Accordingly, research has been carried out on electroluminescent polymers having an electroluminescent group incorporated into the polymer itself However, electroluminescent devices based upon such polymers tend to require high operating voltages and accordingly may have relatively low electroluminescent efficiencies. The operating voltages of such electroluminescent devices can be lowered by reducing the thickness of the electroluminescent polymer layer, but if one attempts to reduce this thickness to about 0.1 .mu.m, defects (so-called "pinholes") appear in the electroluminescent layer and act as shorts between the electrodes, thus destroying the electroluminescent properties of the device. To allow the use of thin electroluminescent layers without the formation of pinholes or other defects, it is known to provide electroluminescent devices with a hole injection layer between the anode and the electroluminescent material and/or an electron injection layer between the cathode and the electroluminescent material. For example, U.S. Pat. No. 4,356,429 to Tang describes an electroluminescent device having a metal porphyrin as a hole injection layer and a tetraphenylbutadiene/polystyrene electroluminescent layer. Similarly, Adachi et al., Jap. J. Appl. Phys., 27(2), L269-L271 (1988) describe an electroluminescent device having an electroluminescent layer formed from a polycyclic hydrocarbon, a hole injection layer formed from an aromatic diamine and a electron injection layer formed from a perylene tetracarboxylic acid derivative.

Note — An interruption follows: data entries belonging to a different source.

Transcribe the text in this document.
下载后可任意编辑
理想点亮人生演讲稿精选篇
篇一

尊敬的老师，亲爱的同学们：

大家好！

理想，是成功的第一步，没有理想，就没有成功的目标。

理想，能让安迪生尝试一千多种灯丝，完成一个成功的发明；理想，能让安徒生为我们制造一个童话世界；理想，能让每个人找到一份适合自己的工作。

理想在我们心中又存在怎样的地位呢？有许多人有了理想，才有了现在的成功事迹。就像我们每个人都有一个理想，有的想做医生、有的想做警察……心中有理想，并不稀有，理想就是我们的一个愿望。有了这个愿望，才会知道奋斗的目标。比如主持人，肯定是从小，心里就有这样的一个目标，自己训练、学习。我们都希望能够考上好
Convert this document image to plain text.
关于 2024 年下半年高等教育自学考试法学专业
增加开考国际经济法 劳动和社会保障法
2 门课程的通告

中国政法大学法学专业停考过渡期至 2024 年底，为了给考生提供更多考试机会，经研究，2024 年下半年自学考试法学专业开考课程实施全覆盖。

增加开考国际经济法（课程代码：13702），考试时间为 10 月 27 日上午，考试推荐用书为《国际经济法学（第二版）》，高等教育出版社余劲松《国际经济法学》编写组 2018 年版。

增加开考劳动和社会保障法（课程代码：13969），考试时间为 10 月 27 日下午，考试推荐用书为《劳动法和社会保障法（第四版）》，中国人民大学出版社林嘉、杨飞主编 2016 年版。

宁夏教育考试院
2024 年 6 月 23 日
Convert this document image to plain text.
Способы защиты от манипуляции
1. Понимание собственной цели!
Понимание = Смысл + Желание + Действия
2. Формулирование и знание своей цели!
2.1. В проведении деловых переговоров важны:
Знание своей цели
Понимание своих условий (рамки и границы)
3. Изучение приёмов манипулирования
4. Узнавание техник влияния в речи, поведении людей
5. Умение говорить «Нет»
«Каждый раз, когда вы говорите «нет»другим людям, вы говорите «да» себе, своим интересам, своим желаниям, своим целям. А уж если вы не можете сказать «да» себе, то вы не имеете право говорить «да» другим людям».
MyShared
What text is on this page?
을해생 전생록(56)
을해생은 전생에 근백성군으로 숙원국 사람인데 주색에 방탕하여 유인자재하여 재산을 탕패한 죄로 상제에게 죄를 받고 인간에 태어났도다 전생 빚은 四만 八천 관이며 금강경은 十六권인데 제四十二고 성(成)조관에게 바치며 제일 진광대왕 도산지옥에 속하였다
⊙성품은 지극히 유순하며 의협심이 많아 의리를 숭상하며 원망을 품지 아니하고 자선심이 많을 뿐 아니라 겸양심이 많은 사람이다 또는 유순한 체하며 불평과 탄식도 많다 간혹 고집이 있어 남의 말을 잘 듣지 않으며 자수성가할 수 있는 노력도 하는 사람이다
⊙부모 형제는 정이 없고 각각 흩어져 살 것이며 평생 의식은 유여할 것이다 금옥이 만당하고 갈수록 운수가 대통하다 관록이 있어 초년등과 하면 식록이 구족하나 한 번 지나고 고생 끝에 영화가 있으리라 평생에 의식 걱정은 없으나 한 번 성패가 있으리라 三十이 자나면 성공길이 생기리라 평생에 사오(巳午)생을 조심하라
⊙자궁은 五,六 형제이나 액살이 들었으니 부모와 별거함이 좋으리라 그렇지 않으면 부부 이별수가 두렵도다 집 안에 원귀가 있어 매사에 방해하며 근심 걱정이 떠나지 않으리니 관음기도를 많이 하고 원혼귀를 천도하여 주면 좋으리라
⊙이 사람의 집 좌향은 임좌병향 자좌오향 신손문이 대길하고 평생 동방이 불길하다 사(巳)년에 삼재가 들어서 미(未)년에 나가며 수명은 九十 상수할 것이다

Ito et al, in Chemical Abstracts 120:311,003f (1994) (Abstract of Japanese Pat. Application Publication No. 05-271,652, published Oct. 19, 1993) describe an electroluminescent device having a hole injection layer formed from a cross-linked polymer containing triphenylamine groups. The device is stated to shown good heat resistance and transparency. However, the cross-linked polymeric hole injection layer described by Ito is inconvenient to prepare. Conventionally, each layer of an electroluminescent device is formed by dissolving the material used to form the layer in a solvent, applying a thin film of the resulting solution on to a substrate by spin coating or a similar technique, and drying the coated substrate to remove the solvent and form the desired thin layer. It is not possible to apply the Ito et al. cross-linked polymer in this manner, since in its cross-linked form the polymer is virtually insoluble in all common solvents. Accordingly, the Ito et al. hole injection layer must be prepared by coating the appropriate monomer from solution, drying to form a layer of the monomer and then polymerizing the monomer in situ to form the cross-linked polymer. Such in situ polymerization is in practice inconvenient since it requires the use of additional equipment often not readily available at locations where electroluminescent devices are prepared, and moving the coated substrate to appropriate apparatus may result in contamination of the coated substrate, with possible damage to the integrity of the thin layers.
The present invention provides an electroluminescent device provided with a hole injection layer which possesses advantages similar to those of the Ito et al. hole injection layer but which can be applied without the disadvantages associated with in situ polymerization.